The Problem with Loan Originators

There are many platforms that issue loans from multiple loan originators regardless of their stability and/or profitability. This is done for two reasons, firstly, the financial misgivings of a loan originator can be covered up by errors in financial statements which is rather common in financial institutions. Secondly, P2P lenders want to provide high risk loans for the sake of diversity in their marketplace. The stability of the platform matters less as long as they can promise their return on the loans that do not default.

Loan originators(LO) are lending companies that find borrowers to give loans too. P2P platforms allow investors to purchase these loans from the LO. Loan originator aggregators, LOAs host a multiplicity of LOs on their platform for investors to select loans from. There are other platforms that choose to only operate with only one loan originator. It can be understood in such a way that the loan originators provide the borrowers and the platforms provide the lenders, together creating an ecosystem of lenders and borrowers.

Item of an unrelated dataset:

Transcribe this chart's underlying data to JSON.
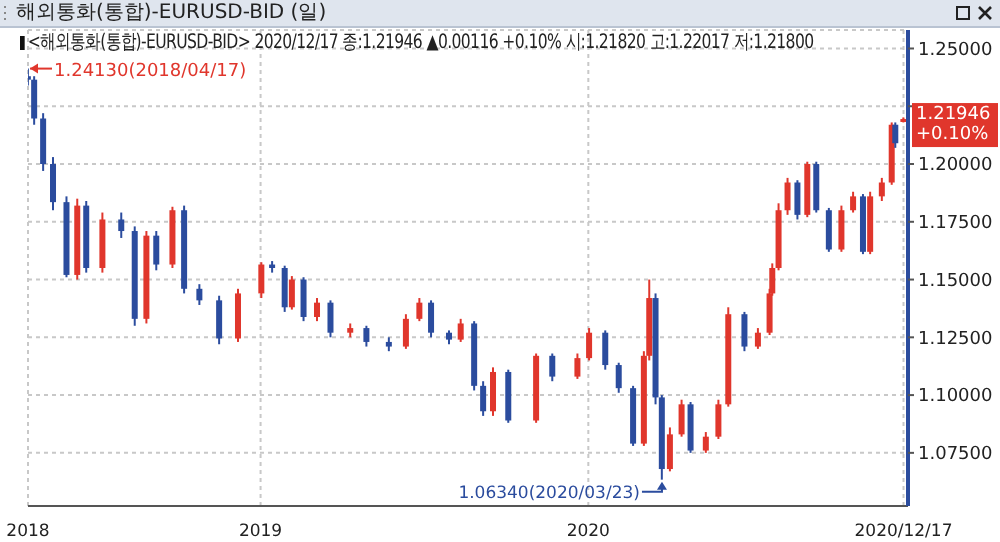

Other platforms may not work with any loan originator and instead manage both borrowers and lenders on their platform.

Auto-Investing Risks

The auto-investing tool works like a double edged sword. An auto-invest feature does not imply secured profits, the chance of a loan defaulting should be dependent on the risk factor associated with the loan. Every loan originator sets the condition for their loan agreement. If the return is high so is the chance that it will default. The biggest concern here is when an auto-invest feature invests in "safe", "low risk" loans and the borrowers default on their payments.

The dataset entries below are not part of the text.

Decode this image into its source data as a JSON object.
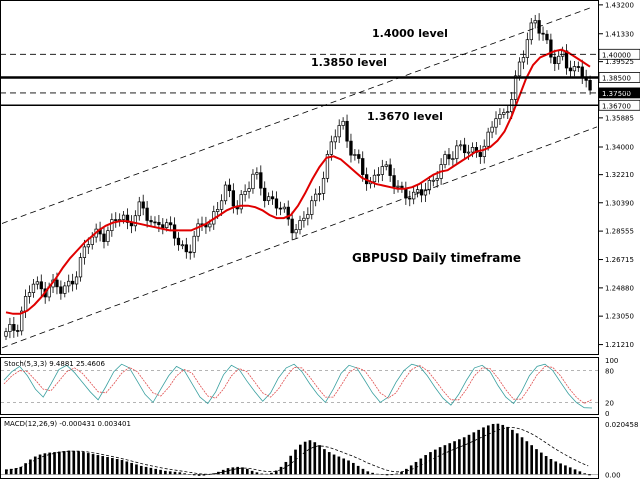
{
  "chart_data": [
    {
      "type": "candlestick",
      "annotation": "GBPUSD Daily timeframe",
      "price_axis_ticks": [
        1.432,
        1.4133,
        1.39525,
        1.3765,
        1.35885,
        1.34,
        1.3221,
        1.3039,
        1.28555,
        1.26715,
        1.2488,
        1.2305,
        1.2121
      ],
      "ylim": [
        1.206,
        1.4345
      ],
      "highlighted_prices": [
        {
          "value": 1.4,
          "label": "1.40000",
          "style": "dashed"
        },
        {
          "value": 1.385,
          "label": "1.38500",
          "style": "solid-thick"
        },
        {
          "value": 1.375,
          "label": "1.37500",
          "style": "dashed"
        },
        {
          "value": 1.367,
          "label": "1.36700",
          "style": "solid"
        }
      ],
      "current_price": 1.375,
      "level_annotations": [
        {
          "text": "1.4000 level",
          "price": 1.4
        },
        {
          "text": "1.3850 level",
          "price": 1.385
        },
        {
          "text": "1.3670 level",
          "price": 1.367
        }
      ],
      "channel": {
        "upper_start": 1.2905,
        "upper_end": 1.43,
        "lower_start": 1.21,
        "lower_end": 1.353
      },
      "ohlc_shape": [
        {
          "series": "close",
          "values": [
            1.218,
            1.221,
            1.225,
            1.236,
            1.245,
            1.251,
            1.247,
            1.248,
            1.253,
            1.249,
            1.246,
            1.248,
            1.255,
            1.262,
            1.27,
            1.278,
            1.283,
            1.286,
            1.284,
            1.287,
            1.292,
            1.296,
            1.291,
            1.295,
            1.3,
            1.297,
            1.293,
            1.29,
            1.294,
            1.288,
            1.284,
            1.281,
            1.276,
            1.272,
            1.28,
            1.285,
            1.293,
            1.291,
            1.3,
            1.305,
            1.311,
            1.307,
            1.303,
            1.31,
            1.314,
            1.32,
            1.318,
            1.31,
            1.306,
            1.302,
            1.298,
            1.295,
            1.29,
            1.287,
            1.293,
            1.298,
            1.306,
            1.316,
            1.328,
            1.34,
            1.35,
            1.356,
            1.346,
            1.336,
            1.328,
            1.32,
            1.314,
            1.324,
            1.33,
            1.323,
            1.318,
            1.315,
            1.312,
            1.31,
            1.306,
            1.309,
            1.314,
            1.318,
            1.322,
            1.326,
            1.331,
            1.336,
            1.342,
            1.34,
            1.336,
            1.333,
            1.338,
            1.344,
            1.352,
            1.36,
            1.355,
            1.366,
            1.378,
            1.392,
            1.4,
            1.412,
            1.424,
            1.418,
            1.408,
            1.397,
            1.392,
            1.402,
            1.395,
            1.388,
            1.39,
            1.384,
            1.375
          ]
        }
      ],
      "moving_average": [
        1.233,
        1.232,
        1.232,
        1.234,
        1.238,
        1.243,
        1.249,
        1.255,
        1.262,
        1.268,
        1.273,
        1.278,
        1.282,
        1.286,
        1.289,
        1.291,
        1.292,
        1.292,
        1.291,
        1.29,
        1.289,
        1.288,
        1.287,
        1.286,
        1.286,
        1.286,
        1.286,
        1.288,
        1.29,
        1.293,
        1.296,
        1.299,
        1.301,
        1.302,
        1.302,
        1.301,
        1.299,
        1.296,
        1.294,
        1.294,
        1.296,
        1.302,
        1.31,
        1.319,
        1.327,
        1.333,
        1.334,
        1.332,
        1.328,
        1.324,
        1.32,
        1.318,
        1.316,
        1.315,
        1.314,
        1.313,
        1.313,
        1.314,
        1.316,
        1.319,
        1.322,
        1.324,
        1.325,
        1.328,
        1.331,
        1.334,
        1.337,
        1.338,
        1.34,
        1.344,
        1.35,
        1.36,
        1.372,
        1.384,
        1.393,
        1.398,
        1.4,
        1.402,
        1.403,
        1.401,
        1.398,
        1.395,
        1.392
      ]
    },
    {
      "type": "line",
      "indicator": "Stoch(5,3,3)",
      "label": "Stoch(5,3,3) 9.4881 25.4606",
      "axis_ticks": [
        100,
        80,
        20,
        0
      ],
      "ylim": [
        0,
        100
      ],
      "series": [
        {
          "values": [
            62,
            78,
            88,
            70,
            45,
            30,
            55,
            82,
            90,
            76,
            58,
            40,
            25,
            50,
            78,
            92,
            85,
            60,
            35,
            20,
            45,
            70,
            88,
            80,
            55,
            30,
            18,
            40,
            72,
            90,
            82,
            60,
            40,
            22,
            38,
            66,
            85,
            92,
            78,
            55,
            35,
            20,
            45,
            75,
            90,
            85,
            62,
            38,
            20,
            30,
            58,
            80,
            92,
            88,
            70,
            48,
            28,
            15,
            35,
            62,
            85,
            90,
            78,
            52,
            30,
            18,
            40,
            70,
            88,
            92,
            80,
            58,
            36,
            20,
            10,
            9.4881
          ]
        },
        {
          "values": [
            55,
            70,
            80,
            78,
            62,
            45,
            42,
            60,
            78,
            85,
            75,
            58,
            40,
            38,
            55,
            75,
            86,
            78,
            58,
            38,
            32,
            48,
            70,
            82,
            75,
            52,
            32,
            28,
            45,
            70,
            84,
            78,
            58,
            38,
            30,
            45,
            68,
            86,
            85,
            68,
            48,
            30,
            30,
            52,
            76,
            86,
            80,
            60,
            38,
            28,
            38,
            62,
            82,
            90,
            80,
            62,
            42,
            25,
            25,
            45,
            70,
            85,
            84,
            66,
            44,
            26,
            26,
            48,
            72,
            88,
            86,
            70,
            48,
            30,
            18,
            25.4606
          ]
        }
      ]
    },
    {
      "type": "bar",
      "indicator": "MACD(12,26,9)",
      "label": "MACD(12,26,9) -0.000431 0.003401",
      "axis_ticks": [
        0.020458,
        0.0
      ],
      "ylim": [
        -0.0015,
        0.022
      ],
      "values": [
        0.002,
        0.0022,
        0.0025,
        0.003,
        0.0045,
        0.006,
        0.0072,
        0.008,
        0.0085,
        0.0088,
        0.009,
        0.0092,
        0.0094,
        0.0096,
        0.0095,
        0.0093,
        0.009,
        0.0086,
        0.0082,
        0.0078,
        0.0074,
        0.007,
        0.0066,
        0.0062,
        0.0058,
        0.0052,
        0.0046,
        0.004,
        0.0034,
        0.003,
        0.0026,
        0.0022,
        0.0018,
        0.0014,
        0.0012,
        0.001,
        0.0008,
        0.0004,
        0.0001,
        -0.0004,
        -0.0006,
        -0.0005,
        -0.0002,
        0.0004,
        0.001,
        0.0018,
        0.0025,
        0.0028,
        0.003,
        0.0028,
        0.0022,
        0.0014,
        0.0008,
        0.0003,
        0.0002,
        0.0006,
        0.0015,
        0.003,
        0.005,
        0.0075,
        0.01,
        0.012,
        0.0132,
        0.0138,
        0.013,
        0.0118,
        0.0102,
        0.009,
        0.008,
        0.0072,
        0.0064,
        0.0056,
        0.0046,
        0.0034,
        0.0022,
        0.0012,
        0.0006,
        0.0002,
        -0.0002,
        -0.0004,
        -0.0003,
        0.0003,
        0.001,
        0.0022,
        0.0036,
        0.005,
        0.0064,
        0.0078,
        0.009,
        0.01,
        0.011,
        0.0118,
        0.0126,
        0.0134,
        0.0142,
        0.015,
        0.016,
        0.017,
        0.018,
        0.019,
        0.0198,
        0.0204,
        0.0205,
        0.02,
        0.0192,
        0.018,
        0.0166,
        0.015,
        0.0134,
        0.0118,
        0.0102,
        0.0088,
        0.0074,
        0.0062,
        0.0052,
        0.0044,
        0.0036,
        0.0028,
        0.002,
        0.0012,
        0.0004,
        -0.0004
      ],
      "signal": [
        0.0015,
        0.0018,
        0.0022,
        0.0026,
        0.0034,
        0.0044,
        0.0055,
        0.0065,
        0.0073,
        0.0079,
        0.0084,
        0.0088,
        0.0091,
        0.0093,
        0.0094,
        0.0094,
        0.0093,
        0.0091,
        0.0088,
        0.0085,
        0.0081,
        0.0077,
        0.0073,
        0.0069,
        0.0065,
        0.006,
        0.0055,
        0.005,
        0.0045,
        0.004,
        0.0036,
        0.0032,
        0.0028,
        0.0024,
        0.0021,
        0.0018,
        0.0015,
        0.0012,
        0.0009,
        0.0006,
        0.0003,
        0.0001,
        0.0,
        0.0001,
        0.0004,
        0.0008,
        0.0013,
        0.0018,
        0.0022,
        0.0025,
        0.0025,
        0.0023,
        0.0019,
        0.0015,
        0.0012,
        0.0011,
        0.0012,
        0.0017,
        0.0026,
        0.0038,
        0.0054,
        0.007,
        0.0086,
        0.01,
        0.011,
        0.0115,
        0.0114,
        0.011,
        0.0104,
        0.0097,
        0.009,
        0.0082,
        0.0075,
        0.0066,
        0.0058,
        0.0048,
        0.004,
        0.0032,
        0.0025,
        0.0018,
        0.0013,
        0.001,
        0.001,
        0.0012,
        0.0017,
        0.0025,
        0.0034,
        0.0044,
        0.0054,
        0.0064,
        0.0074,
        0.0083,
        0.0092,
        0.01,
        0.0108,
        0.0116,
        0.0124,
        0.0133,
        0.0142,
        0.0151,
        0.016,
        0.0169,
        0.0177,
        0.0184,
        0.0188,
        0.019,
        0.0188,
        0.0183,
        0.0176,
        0.0167,
        0.0156,
        0.0144,
        0.0131,
        0.0118,
        0.0105,
        0.0093,
        0.0082,
        0.0071,
        0.0061,
        0.0051,
        0.0042,
        0.0034
      ]
    }
  ],
  "colors": {
    "background": "#ffffff",
    "candle": "#000000",
    "moving_average": "#e00000",
    "stoch_main": "#3aa0a0",
    "stoch_signal": "#e05050",
    "macd_bar": "#000000",
    "signal_line": "#000000",
    "current_price_box": "#000000",
    "current_price_text": "#ffffff"
  }
}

Auto-investing is a tool for those who are unable or otherwise not interested in being an active part of their portfolio growth. This attitude is what has caused thousands of investors on Mintos to lose money and eventually leave the peer-to-peer platform. You can read more about their story in our guide on Mintos' loan defaults.

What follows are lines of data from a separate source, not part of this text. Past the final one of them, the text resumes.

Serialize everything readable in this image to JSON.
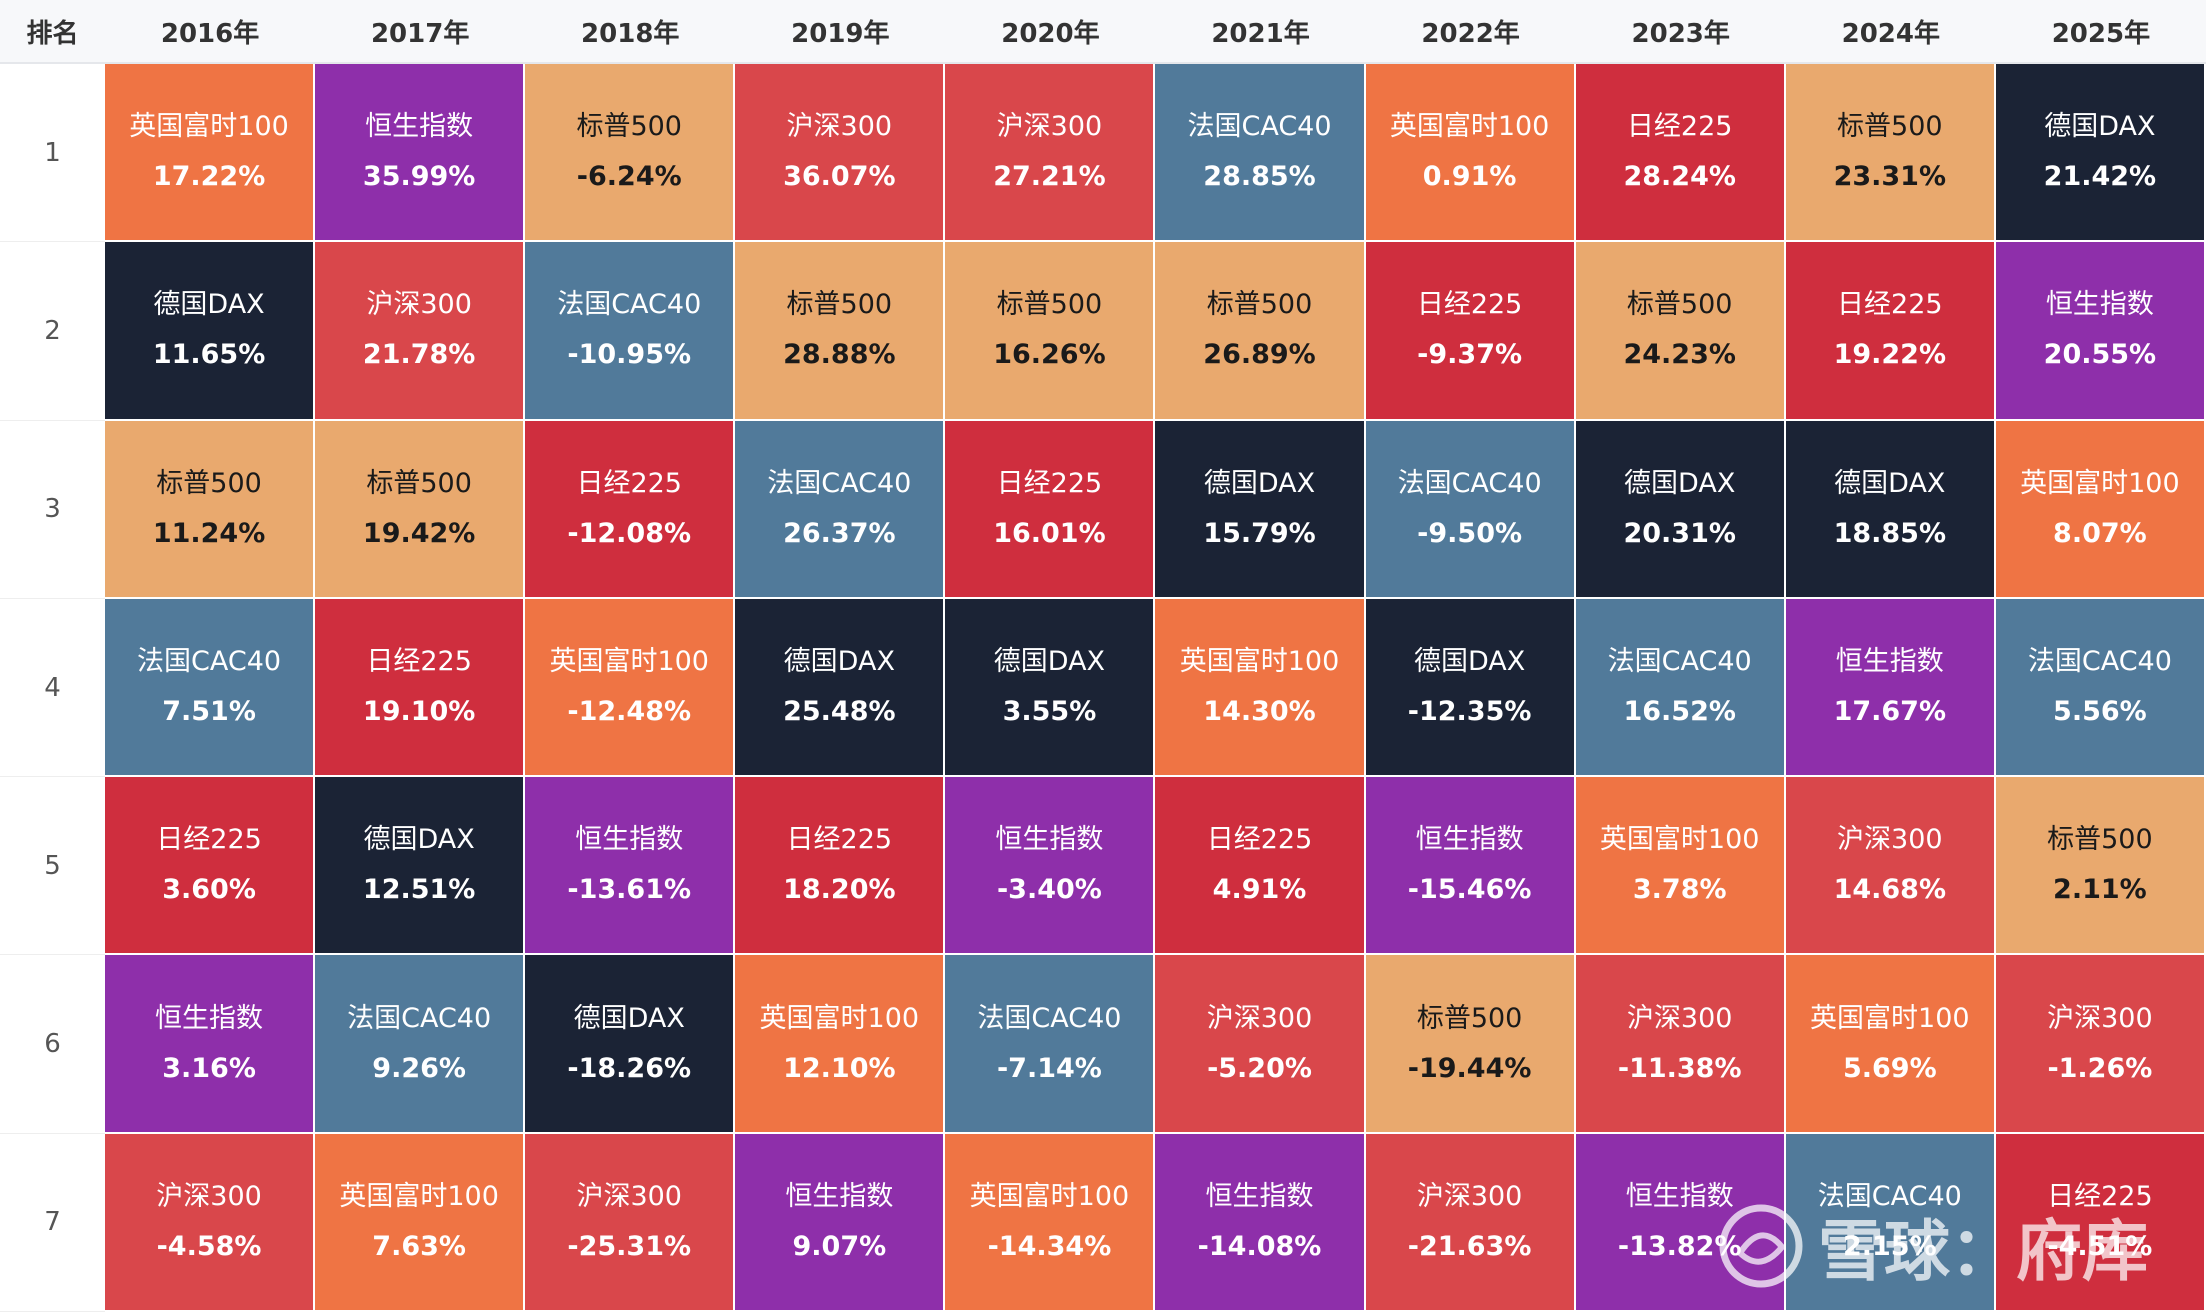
{
  "chart_data": {
    "type": "heatmap",
    "corner_label": "排名",
    "columns": [
      "2016年",
      "2017年",
      "2018年",
      "2019年",
      "2020年",
      "2021年",
      "2022年",
      "2023年",
      "2024年",
      "2025年"
    ],
    "ranks": [
      "1",
      "2",
      "3",
      "4",
      "5",
      "6",
      "7"
    ],
    "index_colors": {
      "英国富时100": "#ef7444",
      "恒生指数": "#8e2faa",
      "标普500": "#e9a96e",
      "沪深300": "#d9474b",
      "法国CAC40": "#517a9a",
      "日经225": "#cf2e3e",
      "德国DAX": "#1b2335"
    },
    "cells": [
      [
        {
          "name": "英国富时100",
          "value": "17.22%"
        },
        {
          "name": "德国DAX",
          "value": "11.65%"
        },
        {
          "name": "标普500",
          "value": "11.24%"
        },
        {
          "name": "法国CAC40",
          "value": "7.51%"
        },
        {
          "name": "日经225",
          "value": "3.60%"
        },
        {
          "name": "恒生指数",
          "value": "3.16%"
        },
        {
          "name": "沪深300",
          "value": "-4.58%"
        }
      ],
      [
        {
          "name": "恒生指数",
          "value": "35.99%"
        },
        {
          "name": "沪深300",
          "value": "21.78%"
        },
        {
          "name": "标普500",
          "value": "19.42%"
        },
        {
          "name": "日经225",
          "value": "19.10%"
        },
        {
          "name": "德国DAX",
          "value": "12.51%"
        },
        {
          "name": "法国CAC40",
          "value": "9.26%"
        },
        {
          "name": "英国富时100",
          "value": "7.63%"
        }
      ],
      [
        {
          "name": "标普500",
          "value": "-6.24%"
        },
        {
          "name": "法国CAC40",
          "value": "-10.95%"
        },
        {
          "name": "日经225",
          "value": "-12.08%"
        },
        {
          "name": "英国富时100",
          "value": "-12.48%"
        },
        {
          "name": "恒生指数",
          "value": "-13.61%"
        },
        {
          "name": "德国DAX",
          "value": "-18.26%"
        },
        {
          "name": "沪深300",
          "value": "-25.31%"
        }
      ],
      [
        {
          "name": "沪深300",
          "value": "36.07%"
        },
        {
          "name": "标普500",
          "value": "28.88%"
        },
        {
          "name": "法国CAC40",
          "value": "26.37%"
        },
        {
          "name": "德国DAX",
          "value": "25.48%"
        },
        {
          "name": "日经225",
          "value": "18.20%"
        },
        {
          "name": "英国富时100",
          "value": "12.10%"
        },
        {
          "name": "恒生指数",
          "value": "9.07%"
        }
      ],
      [
        {
          "name": "沪深300",
          "value": "27.21%"
        },
        {
          "name": "标普500",
          "value": "16.26%"
        },
        {
          "name": "日经225",
          "value": "16.01%"
        },
        {
          "name": "德国DAX",
          "value": "3.55%"
        },
        {
          "name": "恒生指数",
          "value": "-3.40%"
        },
        {
          "name": "法国CAC40",
          "value": "-7.14%"
        },
        {
          "name": "英国富时100",
          "value": "-14.34%"
        }
      ],
      [
        {
          "name": "法国CAC40",
          "value": "28.85%"
        },
        {
          "name": "标普500",
          "value": "26.89%"
        },
        {
          "name": "德国DAX",
          "value": "15.79%"
        },
        {
          "name": "英国富时100",
          "value": "14.30%"
        },
        {
          "name": "日经225",
          "value": "4.91%"
        },
        {
          "name": "沪深300",
          "value": "-5.20%"
        },
        {
          "name": "恒生指数",
          "value": "-14.08%"
        }
      ],
      [
        {
          "name": "英国富时100",
          "value": "0.91%"
        },
        {
          "name": "日经225",
          "value": "-9.37%"
        },
        {
          "name": "法国CAC40",
          "value": "-9.50%"
        },
        {
          "name": "德国DAX",
          "value": "-12.35%"
        },
        {
          "name": "恒生指数",
          "value": "-15.46%"
        },
        {
          "name": "标普500",
          "value": "-19.44%"
        },
        {
          "name": "沪深300",
          "value": "-21.63%"
        }
      ],
      [
        {
          "name": "日经225",
          "value": "28.24%"
        },
        {
          "name": "标普500",
          "value": "24.23%"
        },
        {
          "name": "德国DAX",
          "value": "20.31%"
        },
        {
          "name": "法国CAC40",
          "value": "16.52%"
        },
        {
          "name": "英国富时100",
          "value": "3.78%"
        },
        {
          "name": "沪深300",
          "value": "-11.38%"
        },
        {
          "name": "恒生指数",
          "value": "-13.82%"
        }
      ],
      [
        {
          "name": "标普500",
          "value": "23.31%"
        },
        {
          "name": "日经225",
          "value": "19.22%"
        },
        {
          "name": "德国DAX",
          "value": "18.85%"
        },
        {
          "name": "恒生指数",
          "value": "17.67%"
        },
        {
          "name": "沪深300",
          "value": "14.68%"
        },
        {
          "name": "英国富时100",
          "value": "5.69%"
        },
        {
          "name": "法国CAC40",
          "value": "2.15%"
        }
      ],
      [
        {
          "name": "德国DAX",
          "value": "21.42%"
        },
        {
          "name": "恒生指数",
          "value": "20.55%"
        },
        {
          "name": "英国富时100",
          "value": "8.07%"
        },
        {
          "name": "法国CAC40",
          "value": "5.56%"
        },
        {
          "name": "标普500",
          "value": "2.11%"
        },
        {
          "name": "沪深300",
          "value": "-1.26%"
        },
        {
          "name": "日经225",
          "value": "-4.51%"
        }
      ]
    ],
    "watermark": "雪球：府库"
  }
}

Regardless, auto investing or not, all investors should know where their capital is going and what is being done with it. The problem with auto-investing is it is essentially what the banks have been doing for centuries. Its result has been a cyclical economic catastrophe.

Verdict

The entire purpose behind alternative finance was to bring about new instruments into economies that would help alleviate the dependency the modern person has to the bank that issues out his or her credit card. The solution of peer-to-peer finance would also strive to accomplish this task easily.

Auto-investing is a manifestation of this notion of hassle free, easy investing. But as investors you're probably better off trusting your guts and wits. Auto-investing can be a great tool if done right. By choosing parameters that are not high risk, by using platforms that report a low default rate and by regularly checking the status and health of your lending portfolio.

But then again, if it's your hard earned money you're going to invest, wouldn't you rather have control of where your money is going?